How to Make Perfect Meringue
My egg whites for meringues always fall flat. Is it humidity or baker error?
If you follow the proper steps and precautions, a reasonable amount of humidity shouldn't be able to ruin your meringue. There are a lot of elements to keep in mind when it comes to whipping up perfectly peaked egg whites, but if you keep this handy checklist nearby, we think you'll find fluffy success in no time.
1. Make sure your eggs are at least 3 days old (chances are, they're mature enough if you bought them at the grocery store).
2. Use eggs that have been brought to room temperature. Either let them sit out on the counter for 30 minutes or put them in a warm water bath for 5 minutes.
3. Crack your eggs cleanly and make sure you don't include even the slightest bit of yolk. It will weigh down the whites and prevent them from properly aerating.
1. Make sure your whisk or beaters are clean-as-a-whistle and completely dry. Be especially careful that they're free of greasy residue.

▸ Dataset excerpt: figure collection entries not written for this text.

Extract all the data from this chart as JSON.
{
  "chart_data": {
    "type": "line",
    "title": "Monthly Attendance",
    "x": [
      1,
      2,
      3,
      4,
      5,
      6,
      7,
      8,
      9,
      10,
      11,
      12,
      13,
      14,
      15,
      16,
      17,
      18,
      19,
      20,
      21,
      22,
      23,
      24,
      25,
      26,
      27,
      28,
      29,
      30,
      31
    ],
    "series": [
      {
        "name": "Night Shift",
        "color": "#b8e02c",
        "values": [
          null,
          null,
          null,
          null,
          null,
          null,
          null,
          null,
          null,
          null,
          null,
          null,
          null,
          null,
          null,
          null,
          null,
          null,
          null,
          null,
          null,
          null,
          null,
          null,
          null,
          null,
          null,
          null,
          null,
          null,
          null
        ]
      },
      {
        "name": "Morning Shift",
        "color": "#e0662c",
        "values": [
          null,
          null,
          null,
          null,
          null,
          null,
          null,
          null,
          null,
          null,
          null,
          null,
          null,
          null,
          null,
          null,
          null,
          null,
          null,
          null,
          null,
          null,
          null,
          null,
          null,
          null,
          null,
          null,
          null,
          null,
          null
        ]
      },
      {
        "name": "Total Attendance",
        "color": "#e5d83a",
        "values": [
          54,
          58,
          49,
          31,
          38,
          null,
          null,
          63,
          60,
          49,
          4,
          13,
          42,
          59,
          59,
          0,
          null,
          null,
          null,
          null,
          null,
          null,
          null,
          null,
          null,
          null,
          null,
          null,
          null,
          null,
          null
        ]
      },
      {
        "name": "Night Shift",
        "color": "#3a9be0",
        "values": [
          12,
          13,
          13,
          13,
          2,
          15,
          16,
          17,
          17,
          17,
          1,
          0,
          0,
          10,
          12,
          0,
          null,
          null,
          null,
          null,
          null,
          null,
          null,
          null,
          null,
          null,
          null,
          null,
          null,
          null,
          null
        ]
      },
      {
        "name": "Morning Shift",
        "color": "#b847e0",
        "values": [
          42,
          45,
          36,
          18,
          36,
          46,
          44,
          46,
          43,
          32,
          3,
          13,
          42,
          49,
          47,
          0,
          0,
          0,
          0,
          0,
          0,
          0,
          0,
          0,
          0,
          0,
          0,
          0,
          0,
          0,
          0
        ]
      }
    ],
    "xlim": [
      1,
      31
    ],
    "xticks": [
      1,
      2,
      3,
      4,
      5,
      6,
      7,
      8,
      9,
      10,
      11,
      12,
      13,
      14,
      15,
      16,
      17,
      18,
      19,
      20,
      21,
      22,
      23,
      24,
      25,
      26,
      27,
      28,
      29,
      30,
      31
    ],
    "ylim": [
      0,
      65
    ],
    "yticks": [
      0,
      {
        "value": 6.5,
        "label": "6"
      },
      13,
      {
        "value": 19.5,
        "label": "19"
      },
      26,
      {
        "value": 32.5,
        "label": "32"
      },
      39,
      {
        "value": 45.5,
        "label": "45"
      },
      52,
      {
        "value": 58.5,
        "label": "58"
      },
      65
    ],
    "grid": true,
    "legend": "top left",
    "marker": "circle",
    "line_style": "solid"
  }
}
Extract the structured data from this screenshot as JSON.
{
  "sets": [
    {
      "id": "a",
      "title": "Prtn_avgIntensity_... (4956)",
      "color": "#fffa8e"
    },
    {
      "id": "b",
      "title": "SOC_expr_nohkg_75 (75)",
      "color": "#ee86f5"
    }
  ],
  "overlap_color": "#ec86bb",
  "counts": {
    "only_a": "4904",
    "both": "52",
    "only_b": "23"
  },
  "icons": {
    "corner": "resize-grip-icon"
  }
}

2. Use the right type of bowl, and make sure it's clean and dry! Copper bowls are your best bet, but stainless steal and glass bowls also work great. Plastic tends to absorb too much of the egg white.
1. If you've followed all the steps above and still have trouble getting your egg whites to inflate, try adding the following ingredients to your egg whites halfway through the whipping process to help stabilize them.
For every two egg whites: ¼ teaspoon of either cream of tartar, lemon juice, or a neutral-tasting vinegar
2. Once your whites develop stiff peaks, stop beating them! If you continue, the egg whites will liquefy and you'll never get the volume back.
Note: Follow your specific recipe's instructions for adding sugar and other ingredients.